Potato, Rosemary, Caper and Tomato Spaghetti

This was made when I got home exhausted on Sunday having been away, with two friends coming over to watch TV (see below). I did not want to go to the shops and had a random assortment of things in the fridge. It was tasty and satisfying. 

This was for three


approx. 5 small potatoes (I had waxy red ones)

sprig of rosemary

handful small tomatoes

1 tablespoon capers

1 lemon

extra virgin olive oil


How I made it:

Finely slice the potatoes into rounds about 2 mm thick – I left the skin on. Place them in a large frying pan with a few glugs of good quality olive oil, and the rosemary. Cook on a medium heat for 30 mins, turning them and scraping them off the bottom of the pan every few minutes. 

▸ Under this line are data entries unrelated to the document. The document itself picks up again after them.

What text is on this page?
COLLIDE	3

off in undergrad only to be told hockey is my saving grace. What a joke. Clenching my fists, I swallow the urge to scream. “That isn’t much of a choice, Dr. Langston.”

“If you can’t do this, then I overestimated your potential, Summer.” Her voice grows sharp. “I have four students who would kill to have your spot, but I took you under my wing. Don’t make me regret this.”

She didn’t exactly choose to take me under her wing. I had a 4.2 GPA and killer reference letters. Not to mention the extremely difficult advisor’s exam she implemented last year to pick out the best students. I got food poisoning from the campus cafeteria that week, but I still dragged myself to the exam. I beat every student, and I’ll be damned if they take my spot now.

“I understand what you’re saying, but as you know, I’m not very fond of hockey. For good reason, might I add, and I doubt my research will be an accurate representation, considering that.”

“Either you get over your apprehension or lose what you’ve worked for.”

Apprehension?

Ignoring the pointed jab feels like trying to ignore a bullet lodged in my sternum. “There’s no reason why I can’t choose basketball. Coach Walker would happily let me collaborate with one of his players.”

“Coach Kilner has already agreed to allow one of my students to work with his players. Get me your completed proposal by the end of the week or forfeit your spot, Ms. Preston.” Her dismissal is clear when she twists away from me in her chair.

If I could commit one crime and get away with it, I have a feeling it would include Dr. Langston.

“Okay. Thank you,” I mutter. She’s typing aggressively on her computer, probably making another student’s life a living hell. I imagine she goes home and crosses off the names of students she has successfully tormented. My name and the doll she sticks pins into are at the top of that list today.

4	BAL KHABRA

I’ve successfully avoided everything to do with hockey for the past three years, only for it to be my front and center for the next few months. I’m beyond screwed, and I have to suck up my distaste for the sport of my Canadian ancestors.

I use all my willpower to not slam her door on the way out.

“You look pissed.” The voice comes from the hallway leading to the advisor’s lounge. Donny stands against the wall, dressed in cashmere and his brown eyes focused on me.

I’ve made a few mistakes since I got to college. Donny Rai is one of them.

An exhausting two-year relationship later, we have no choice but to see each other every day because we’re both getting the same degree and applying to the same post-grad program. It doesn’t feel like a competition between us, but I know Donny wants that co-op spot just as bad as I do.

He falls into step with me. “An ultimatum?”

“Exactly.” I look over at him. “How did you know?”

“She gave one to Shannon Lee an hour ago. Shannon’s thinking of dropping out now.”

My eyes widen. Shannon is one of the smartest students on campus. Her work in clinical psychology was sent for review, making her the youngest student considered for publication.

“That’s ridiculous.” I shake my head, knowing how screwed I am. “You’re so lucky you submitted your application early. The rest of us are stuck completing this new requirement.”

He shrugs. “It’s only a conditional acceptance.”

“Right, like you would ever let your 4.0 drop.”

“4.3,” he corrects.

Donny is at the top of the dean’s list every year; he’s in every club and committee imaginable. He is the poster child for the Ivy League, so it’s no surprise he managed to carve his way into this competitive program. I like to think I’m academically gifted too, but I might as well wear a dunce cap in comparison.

When about 20 mins through, put on salted water to boil for the pasta. When boiling, put spaghetti in to cook for about 8/9 mins.

Chop up tomatoes and season with salt and olive oil.

When the potatoes are cooked, turn off the heat and stir in raw, seasoned tomatoes, and capers and squeeze the juice of the lemon in. Season well (or to taste) with salt. 

Drain pasta.

Stir it all together. Adding more olive oil if necessary.

Eaten with:

A dressed rocket salad, parmesan on top, and a glass or two of white wine.